Fungal infections of the hand are not common and are often incorrectly diagnosed. Eczema or dermatitis of the hands is far more frequent. Tinea manuum is almost always associated with Tinea pedis. For some reason, the fungus usually infects both feet but only on~ hand. The palm and palmar surfaces of the fingers are diffusely covered with fine, adherent, white scales.

ONYCHOMYCOSIS (Fungal Infection of the Nails)

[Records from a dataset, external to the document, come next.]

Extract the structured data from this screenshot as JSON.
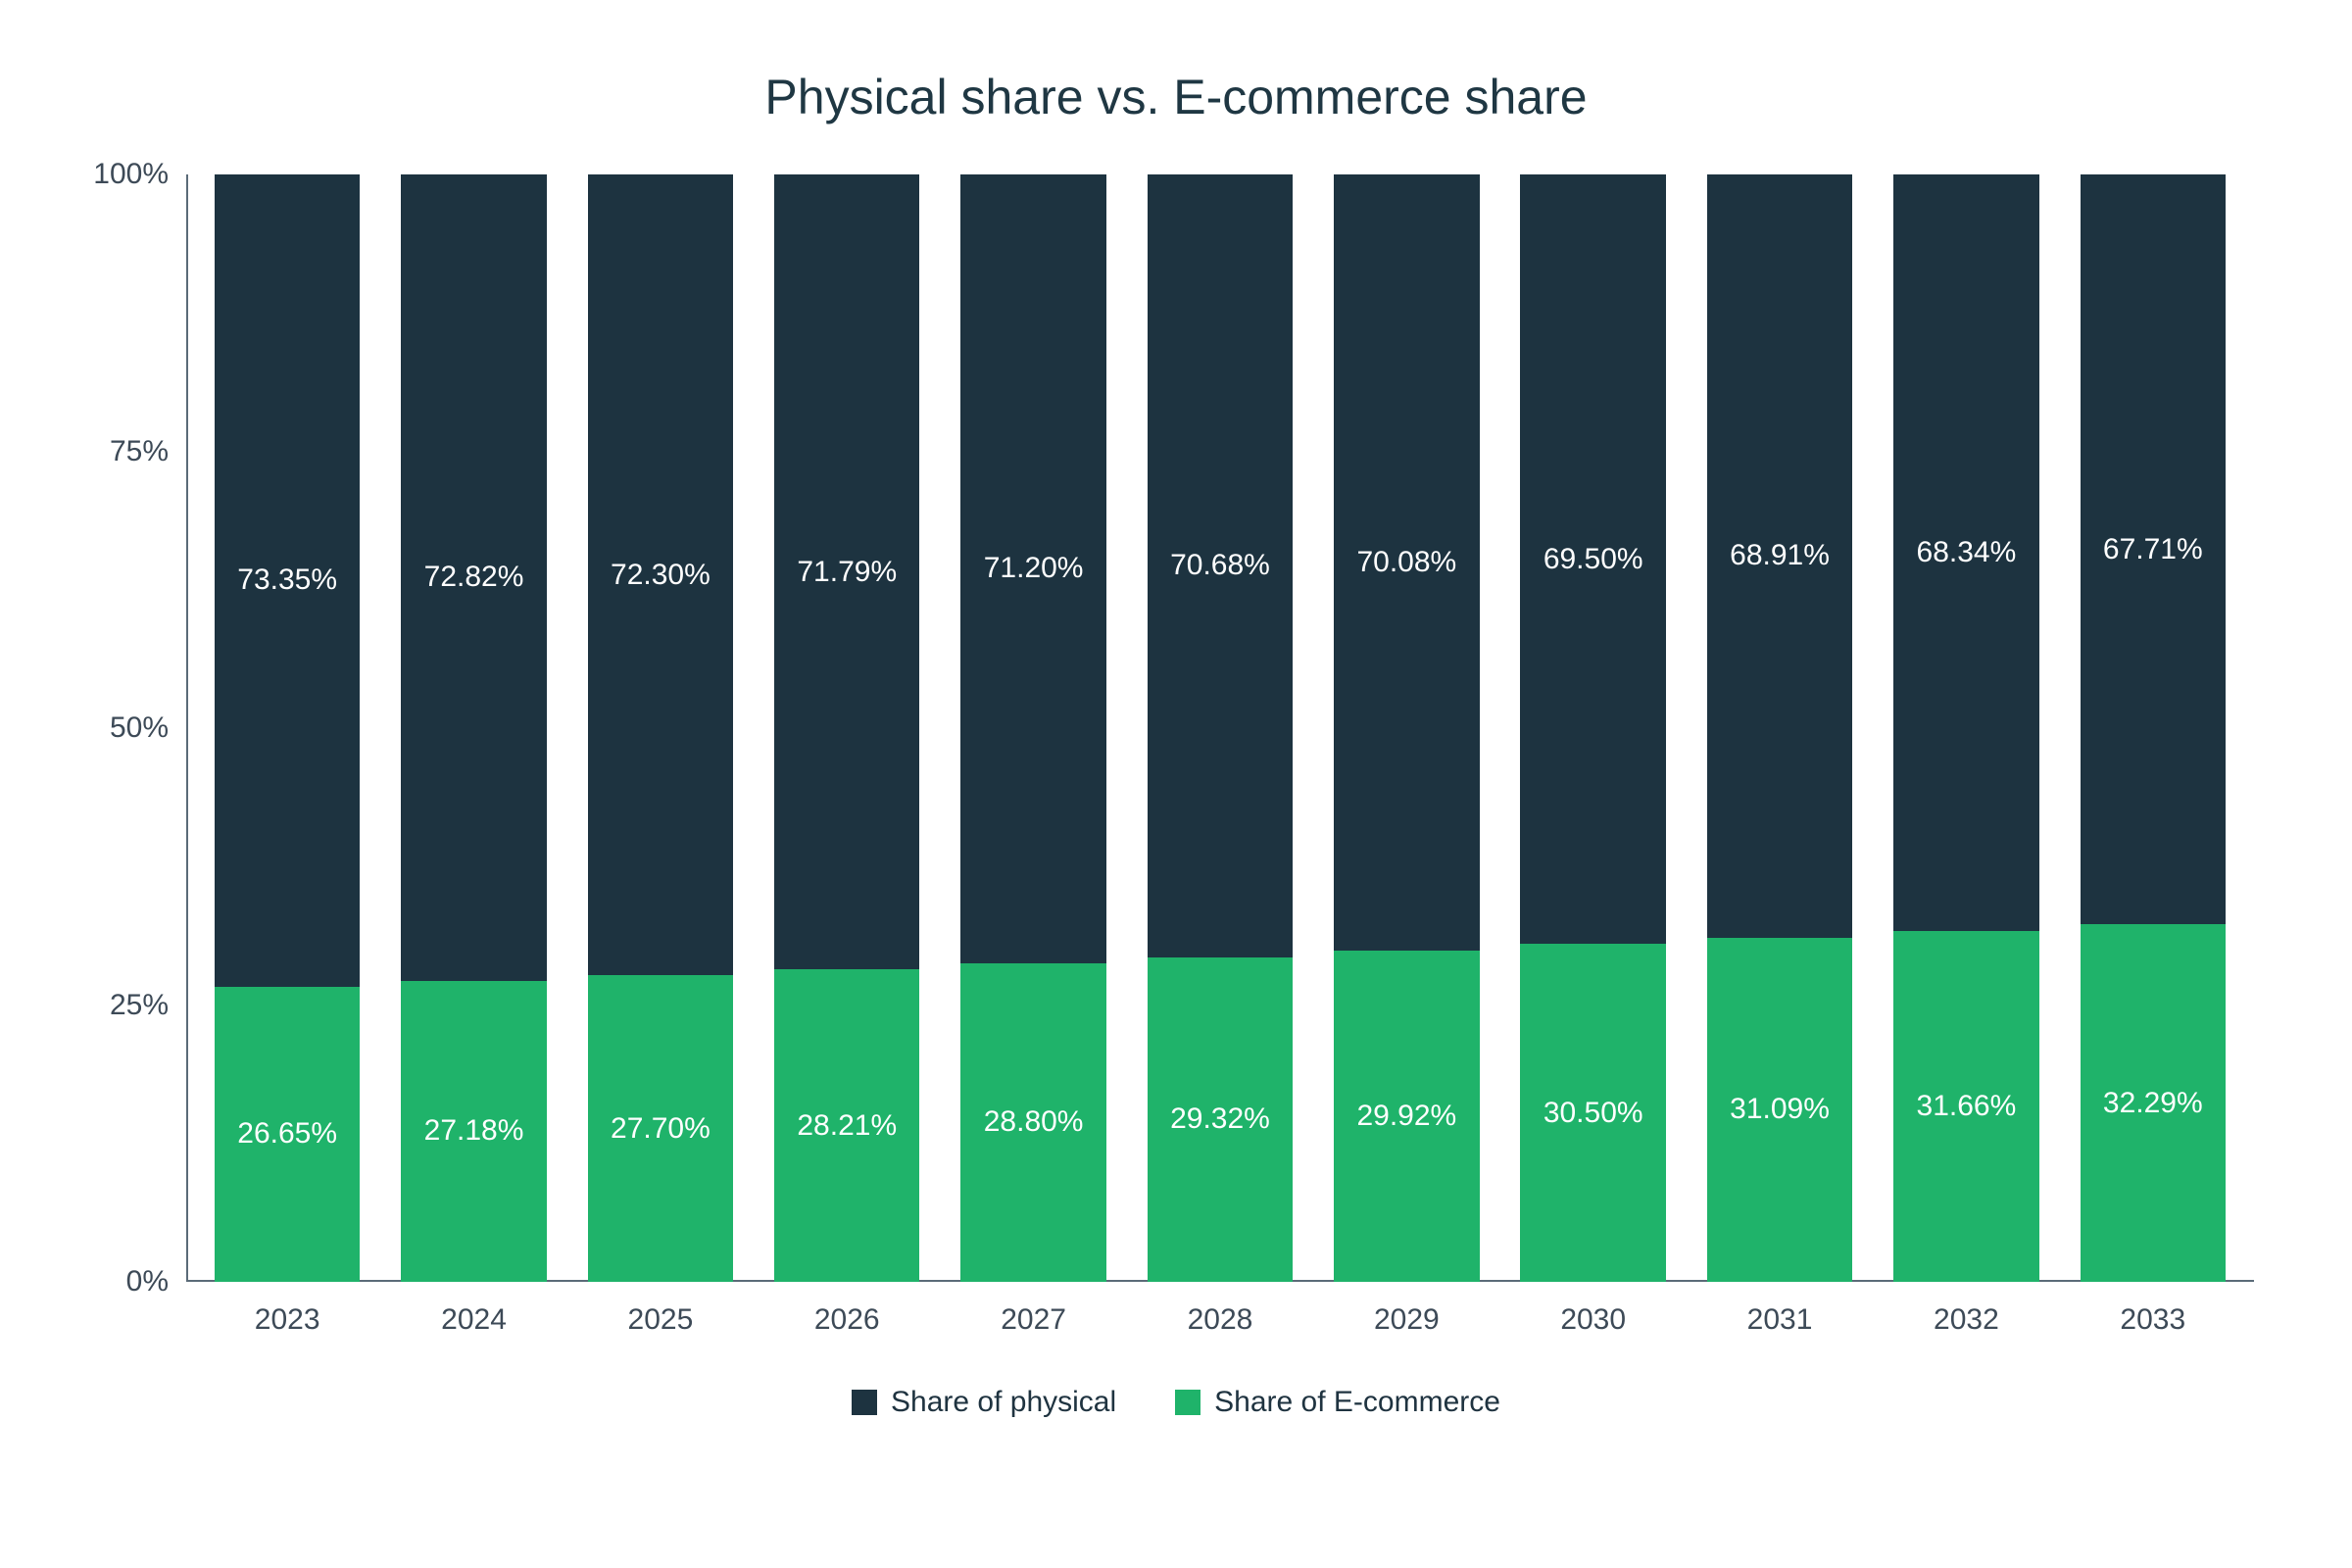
{
  "chart": {
    "type": "stacked-bar-100pct",
    "title": "Physical share vs. E-commerce share",
    "title_fontsize": 50,
    "title_color": "#1f3743",
    "background_color": "#ffffff",
    "categories": [
      "2023",
      "2024",
      "2025",
      "2026",
      "2027",
      "2028",
      "2029",
      "2030",
      "2031",
      "2032",
      "2033"
    ],
    "series": [
      {
        "name": "Share of physical",
        "color": "#1d3340",
        "values": [
          73.35,
          72.82,
          72.3,
          71.79,
          71.2,
          70.68,
          70.08,
          69.5,
          68.91,
          68.34,
          67.71
        ],
        "labels": [
          "73.35%",
          "72.82%",
          "72.30%",
          "71.79%",
          "71.20%",
          "70.68%",
          "70.08%",
          "69.50%",
          "68.91%",
          "68.34%",
          "67.71%"
        ]
      },
      {
        "name": "Share of E-commerce",
        "color": "#1fb36a",
        "values": [
          26.65,
          27.18,
          27.7,
          28.21,
          28.8,
          29.32,
          29.92,
          30.5,
          31.09,
          31.66,
          32.29
        ],
        "labels": [
          "26.65%",
          "27.18%",
          "27.70%",
          "28.21%",
          "28.80%",
          "29.32%",
          "29.92%",
          "30.50%",
          "31.09%",
          "31.66%",
          "32.29%"
        ]
      }
    ],
    "segment_label_color_top": "#ffffff",
    "segment_label_color_bottom": "#ffffff",
    "segment_label_fontsize": 30,
    "ylim": [
      0,
      100
    ],
    "yticks": [
      0,
      25,
      50,
      75,
      100
    ],
    "ytick_labels": [
      "0%",
      "25%",
      "50%",
      "75%",
      "100%"
    ],
    "axis_color": "#5b6b78",
    "axis_width": 2,
    "axis_label_color": "#3d4a57",
    "axis_label_fontsize": 30,
    "bar_width_ratio": 0.78,
    "legend": {
      "position": "bottom-center",
      "fontsize": 30,
      "text_color": "#1f3340",
      "items": [
        {
          "label": "Share of physical",
          "color": "#1d3340"
        },
        {
          "label": "Share of E-commerce",
          "color": "#1fb36a"
        }
      ]
    }
  }
}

Nail infections are seen more often in the toenails and are frequently associated with Tinea pedis. Nails are invaded at random and rarely will all be involved. The infection begins at the edge of the nail and moves up the nail towards the foot. The nail develops a yellow or whitish discoloration and becomes thick, brittle, and crumbly; it may partially separate from the naillbed. These changes may be slight or the entire nail may be considerably distorted and thickened. This pattern is very com­mon in the elderly in whom it is often caused by yeasts or molds. This is significant if treatment is contemplated, because the medication that is most effective for dermatophyte infections of the nails (griseofulvin) is worthless against molds and yeasts.

TINEA VERSICOLOR
Tinea versicolor is a very common fungus infection that most often involves young adults. It is usually seen in those who are exposed to heat and humidity and appears in the spring and summer months. Tinea versicolor is most common in hot, humid climates, where it may affect a substantial percentage of the population.

The rash begins as small, flat, white or brown scaly patches on the back or chest. These patches may be very small and arranged around hair follicles. The rash may spread to the upper arms, neck, and lower trunk. Later, the patches coalesce to form large areas several inches in diameter. The involved skin often fails to tan, but may be darker than the normal skin, especially on untanned skin. Sometimes there is mild itching brought on by sweating; otherwise, there are no symptoms. This infection often lasts for years and frequently recurs after treatment.